L’ex ministro alla Difesa sudcoreano ha tentato il suicidio in carcere
Il ministro della Difesa sudcoreano Kim Yong-hyun ha tentato il suicidio in carcere. Si era dimesso giovedì, il giorno dopo l’abrogazione della legge marziale che per qualche ora, nella notte tra il 3 e il 4 dicembre, era stata imposta dal governo di Seul su pressione del presidente Yoon Suk Yeol. Un tentativo che era immediatamente naufragato di fronte alle pressioni dei parlamentari e, soprattutto, dell’alleato americano che non aveva visto di buon occhio l’iniziativa del presidente. Kim Yong-hyun era stato arrestato domenica con l’accusa di aver commesso “un abuso di potere per ostacolare l’esercizio dei diritti” svolgendo “un ruolo cruciale” durante la “ribellione” contro la Costituzione orchestrata dal presidente Yoon Suk Yeol. Aveva ammesso ogni responsabilità, l’ex ministro alla Difesa scusandosi “profondamente” per l’accaduto. Tra le accuse, inoltre, ce n’era stata un’altra che, se possibile, era ancora più grave. Ossia quella di aver spedito droni al confine con la Corea del Nord per tentare la creazione di un casus belli con Pyongyang da sfruttare, politicamente, sullo scenario interno. La conferma del tentato suicidio da parte dell’ex ministro è giunto da un funzionario della sicurezza carceraria.
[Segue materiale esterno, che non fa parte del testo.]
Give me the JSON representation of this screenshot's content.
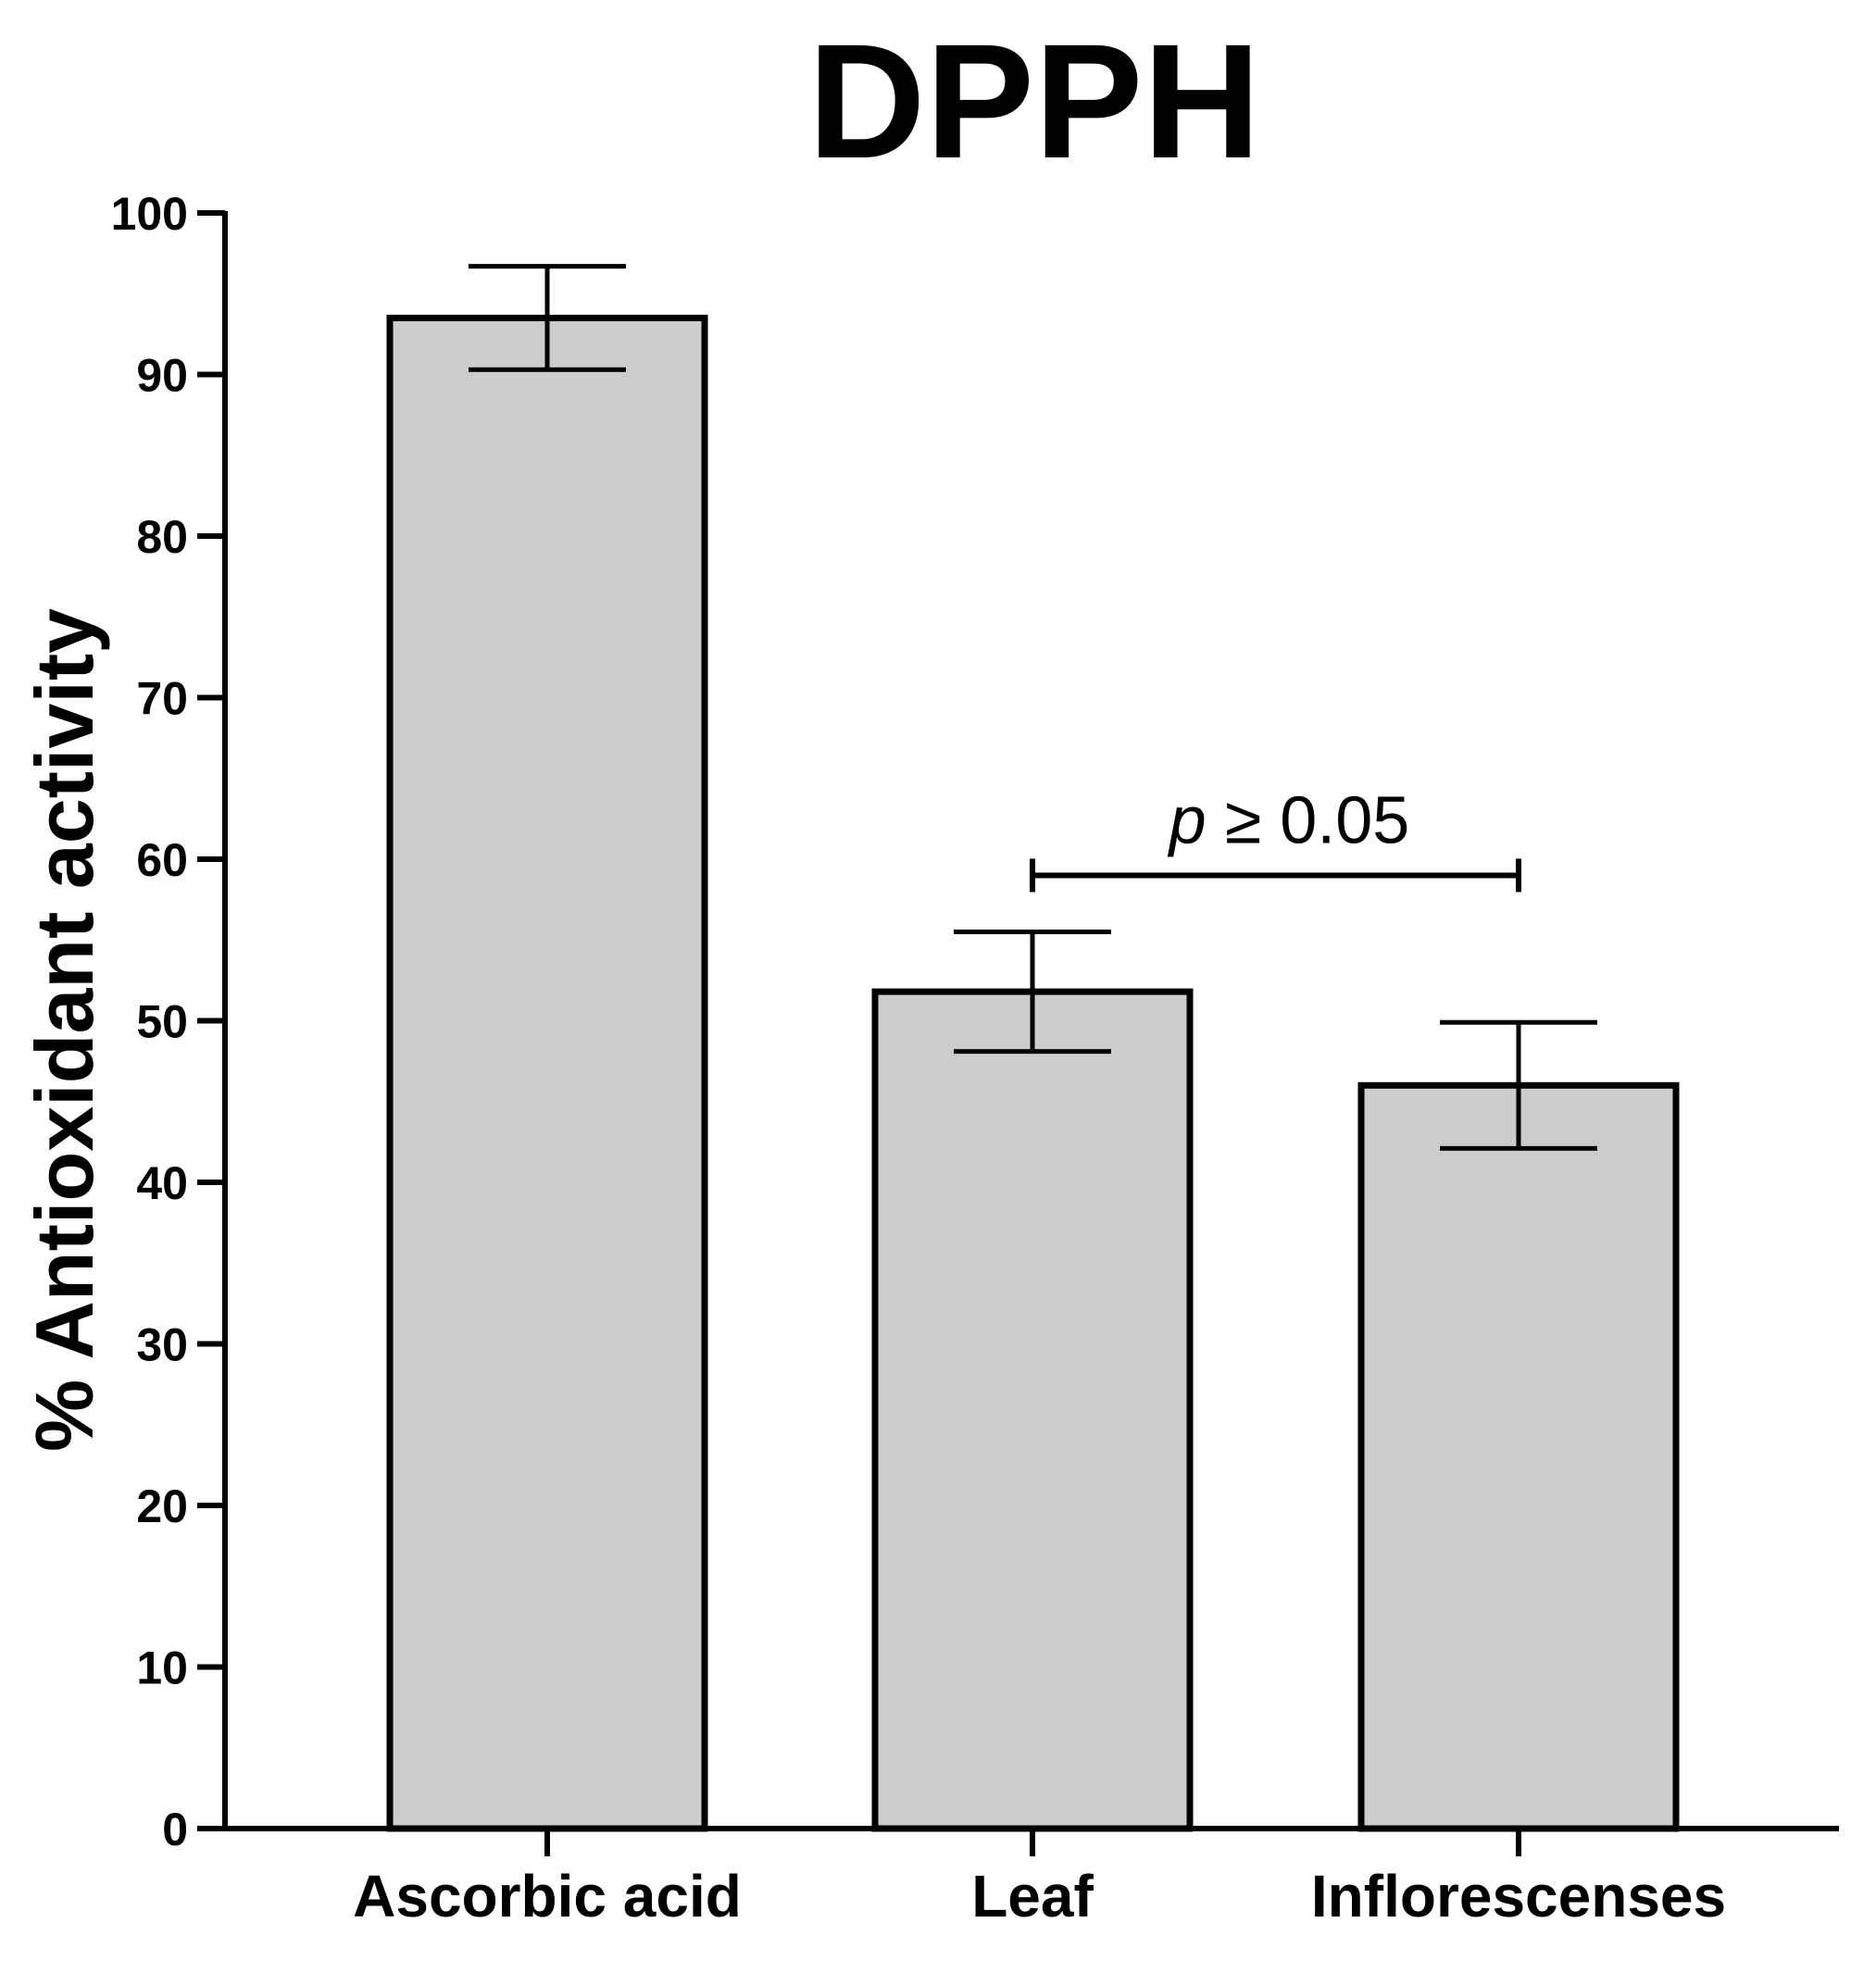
{
  "chart_data": {
    "type": "bar",
    "title": "DPPH",
    "xlabel": "",
    "ylabel": "% Antioxidant activity",
    "categories": [
      "Ascorbic acid",
      "Leaf",
      "Inflorescenses"
    ],
    "values": [
      93.5,
      51.8,
      46.0
    ],
    "error": [
      3.2,
      3.7,
      3.9
    ],
    "ylim": [
      0,
      100
    ],
    "yticks": [
      0,
      10,
      20,
      30,
      40,
      50,
      60,
      70,
      80,
      90,
      100
    ],
    "grid": false,
    "bar_color": "#cccccc",
    "edge_color": "#000000",
    "annotations": [
      {
        "from_category": "Leaf",
        "to_category": "Inflorescenses",
        "y": 59,
        "label_italic": "p",
        "label_rest": " ≥ 0.05"
      }
    ]
  }
}
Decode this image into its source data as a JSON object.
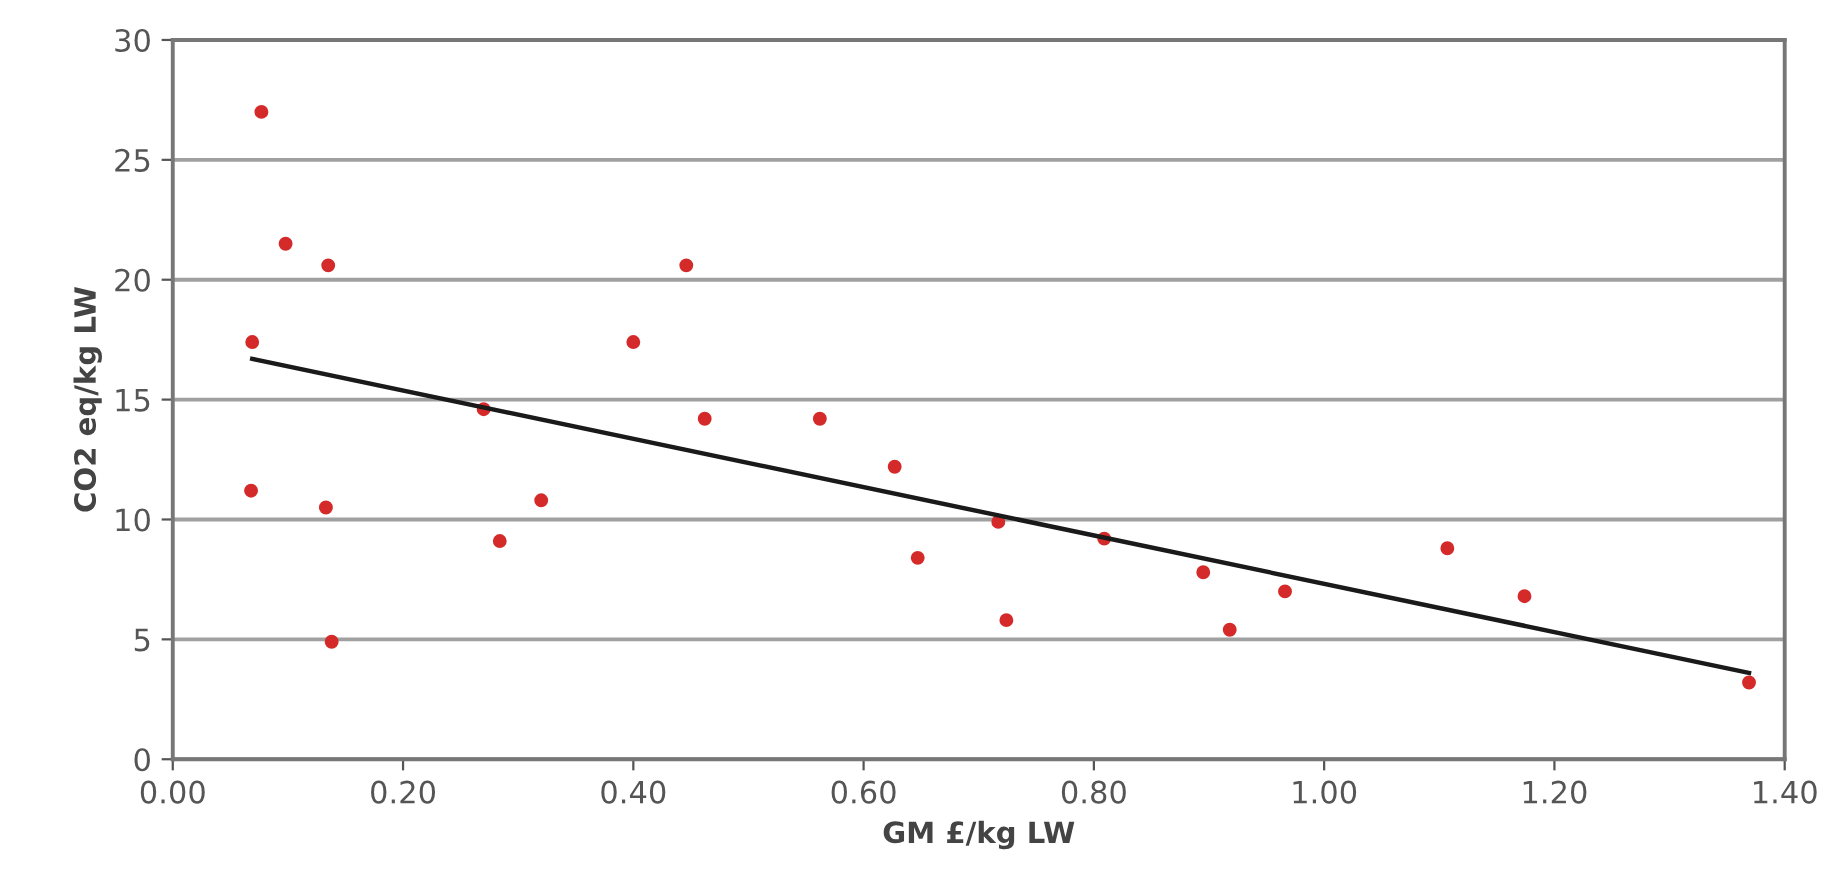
{
  "chart_data": {
    "type": "scatter",
    "xlabel": "GM £/kg LW",
    "ylabel": "CO2 eq/kg LW",
    "xlim": [
      0,
      1.4
    ],
    "xticks": [
      {
        "value": 0,
        "label": "0.00"
      },
      {
        "value": 0.2,
        "label": "0.20"
      },
      {
        "value": 0.4,
        "label": "0.40"
      },
      {
        "value": 0.6,
        "label": "0.60"
      },
      {
        "value": 0.8,
        "label": "0.80"
      },
      {
        "value": 1.0,
        "label": "1.00"
      },
      {
        "value": 1.2,
        "label": "1.20"
      },
      {
        "value": 1.4,
        "label": "1.40"
      }
    ],
    "ylim": [
      0,
      30
    ],
    "yticks": [
      0,
      5,
      10,
      15,
      20,
      25,
      30
    ],
    "grid": "y",
    "legend": false,
    "series": [
      {
        "color": "#d42a2a",
        "marker": "circle",
        "x": [
          0.068,
          0.069,
          0.077,
          0.098,
          0.135,
          0.133,
          0.138,
          0.27,
          0.284,
          0.32,
          0.4,
          0.446,
          0.462,
          0.562,
          0.627,
          0.647,
          0.717,
          0.724,
          0.809,
          0.895,
          0.918,
          0.966,
          1.107,
          1.174,
          1.369
        ],
        "values": [
          11.2,
          17.4,
          27.0,
          21.5,
          20.6,
          10.5,
          4.9,
          14.6,
          9.1,
          10.8,
          17.4,
          20.6,
          14.2,
          14.2,
          12.2,
          8.4,
          9.9,
          5.8,
          9.2,
          7.8,
          5.4,
          7.0,
          8.8,
          6.8,
          3.2
        ]
      },
      {
        "type": "line",
        "color": "#1a1a1a",
        "marker": "none",
        "line_style": "solid",
        "x": [
          0.069,
          1.369
        ],
        "values": [
          16.7,
          3.6
        ]
      }
    ]
  }
}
Intanto la polizia sudcoreana ha svolto ieri una perquisizione all’interno dell’ufficio presidenziale. Come si legge in una nota, una squadra investigativa speciale ha condotto una perquisizione presso l’ufficio presidenziale, l’Agenzia nazionale di polizia, l’Agenzia di polizia metropolitana di Seoul e l’unità di sicurezza dell’Assemblea nazionale. L’obiettivo degli inquirenti è fare piena chiarezza attorno ai fatti e comprendere se ci fu complotto ed eventualmente raggiungere ogni “partecipante” al golpe bianco che si stava consumando nella Corea del Sud.